The protesters’ first act was deeply symbolic of their ambition to build a new Egypt and their determination to do it themselves: Thousands began cleaning up Cairo’s central Tahrir Square, the epicenter of their movement. The sprawling plaza was battered and trashed by 18 days of street battles and rallies by hundreds of thousands.
Even as thousands flowed in to celebrate, broom brigades fanned out, with smiling young men and women — some in stylish clothes and earrings — sweeping up rubble and garbage. Others repaired sidewalks torn apart for concrete chunks to use as ammunition in fighting with pro-regime gangs. Young, veiled girls painted the metal railings of fences along the sidewalk. “Sorry for the inconvenience, but we’re building Egypt,” read placards many wore.
“We are cleaning the square now because it is ours,” said Omar Mohammed, a 20-year-old student. “After living here for three weeks, it has become our home. ... We’re going to leave it better than before.”
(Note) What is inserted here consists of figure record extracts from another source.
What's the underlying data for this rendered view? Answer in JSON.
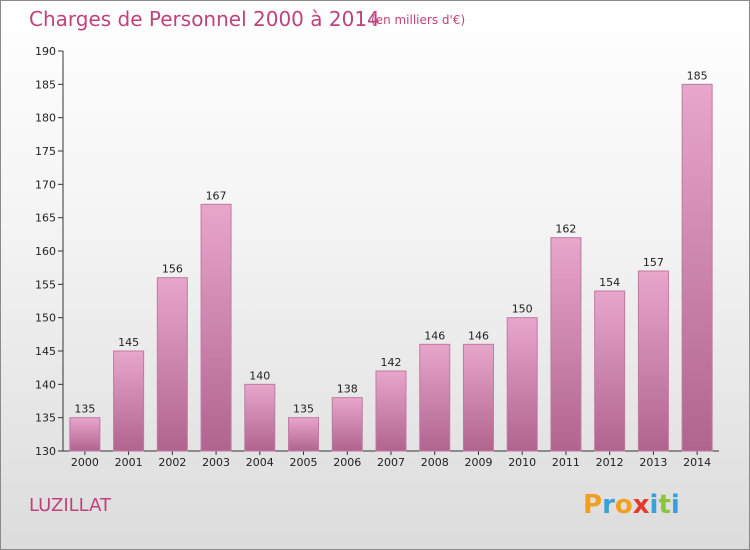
{
  "header": {
    "title": "Charges de Personnel 2000 à 2014",
    "subtitle": "(en milliers d'€)"
  },
  "footer": {
    "place": "LUZILLAT",
    "logo": {
      "letters": [
        "P",
        "r",
        "o",
        "x",
        "i",
        "t",
        "i"
      ],
      "colors": [
        "#f0a020",
        "#3aa0d8",
        "#f0a020",
        "#e53a2a",
        "#3aa0d8",
        "#8cc43c",
        "#3aa0d8"
      ]
    }
  },
  "chart_data": {
    "type": "bar",
    "title": "Charges de Personnel 2000 à 2014",
    "subtitle": "(en milliers d'€)",
    "categories": [
      "2000",
      "2001",
      "2002",
      "2003",
      "2004",
      "2005",
      "2006",
      "2007",
      "2008",
      "2009",
      "2010",
      "2011",
      "2012",
      "2013",
      "2014"
    ],
    "values": [
      135,
      145,
      156,
      167,
      140,
      135,
      138,
      142,
      146,
      146,
      150,
      162,
      154,
      157,
      185
    ],
    "ylim": [
      130,
      190
    ],
    "yticks": [
      130,
      135,
      140,
      145,
      150,
      155,
      160,
      165,
      170,
      175,
      180,
      185,
      190
    ],
    "grid": false,
    "colors": {
      "bar_top": "#e8a6cb",
      "bar_bottom": "#b0648e",
      "bar_edge": "#c07aa0",
      "text": "#222222"
    }
  }
}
A coalition of youth groups that organized the protests issued their first cohesive list of demands for handling the transition to democracy. Their focus was on ensuring they — not just the military or members of Mubarak’s regime — have a seat at the table in deliberations shaping the future.
Among their demands: lifting of emergency law; creation of a presidential council, made up of a military representative and two “trusted personalities”; the dissolving of the ruling party-dominated parliament; and the forming of a broad-based unity government and a committee to either amend or rewrite completely the constitution.
“The revolution is not over. This is just a beginning. We are working on how to move into a second republic,” said Shady el-Ghazali Harb, the representative on the coalition from one of the youth organizing groups, the Democratic Front.
Many in the square were pouring love on the military: Families put babies on the laps of soldiers on tanks for photos; crowds cheered when a line of soldiers jogged by. But there was also realism that the military’s ultimate intention is unclear.
“We don’t know what they’ll do; they might keep hanging on to power,” said Muhammed Ali, a 22-year-old archaeology student who argued for the protests to continue.